Bleckblåsinstrument i svensk kavallerimusik under 1800-talets början – en omvälvande period

Brass instruments in Swedish cavalry music in the early nineteenth century – a period of transition

This article makes use of archival material – early brass scores and financial accounts – in Swedish cavalry regimental archives, providing information about the use of natural horns and trumpets and keyed instruments (keyed bugles, ophicleïdes) and about the introduction of valve brass instruments – French horns, (Swedish) cornets, horns, trombones and bass tubas – in Sweden during the first half of the nineteenth century.

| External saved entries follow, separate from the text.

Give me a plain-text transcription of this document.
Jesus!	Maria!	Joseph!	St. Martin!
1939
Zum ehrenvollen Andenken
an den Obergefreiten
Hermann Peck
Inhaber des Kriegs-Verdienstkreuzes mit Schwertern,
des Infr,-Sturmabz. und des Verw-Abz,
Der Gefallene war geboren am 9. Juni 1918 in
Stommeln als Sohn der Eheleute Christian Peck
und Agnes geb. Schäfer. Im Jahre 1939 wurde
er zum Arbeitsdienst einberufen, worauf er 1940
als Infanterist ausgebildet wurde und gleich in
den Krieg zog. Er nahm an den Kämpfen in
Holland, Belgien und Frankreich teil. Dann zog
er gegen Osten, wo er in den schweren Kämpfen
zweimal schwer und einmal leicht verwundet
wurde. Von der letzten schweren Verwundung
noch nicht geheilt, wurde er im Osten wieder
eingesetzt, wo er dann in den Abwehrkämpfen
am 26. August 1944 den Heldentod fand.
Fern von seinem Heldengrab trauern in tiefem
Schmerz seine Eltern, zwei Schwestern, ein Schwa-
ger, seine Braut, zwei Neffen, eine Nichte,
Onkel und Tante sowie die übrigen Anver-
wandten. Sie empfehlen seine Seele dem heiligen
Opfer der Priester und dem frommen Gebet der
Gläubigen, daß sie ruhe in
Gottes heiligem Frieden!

Preserved Swedish cavalry scores from the early nineteenth century reflect Prussian traditions and show how recent compositions, especially pieces of opera music, were arranged by cavalry band masters and musicians, several of which were members of the Royal Orchestra and thus familiar with what was on the fore in the Swedish capital. Their instruments were of north German models, bought by band masters and musicians and copied, repaired and developed by Swedish brass workers and workshops. Keyed and natural instruments were used alongside the new valve instruments from around 1830 and well into the mid-nineteenth century.

Keywords: brass instruments, brass ensembles, early nineteenth century, keyed brass instruments, period instruments, scores for brass ensembles, Swedish military music, valve instruments.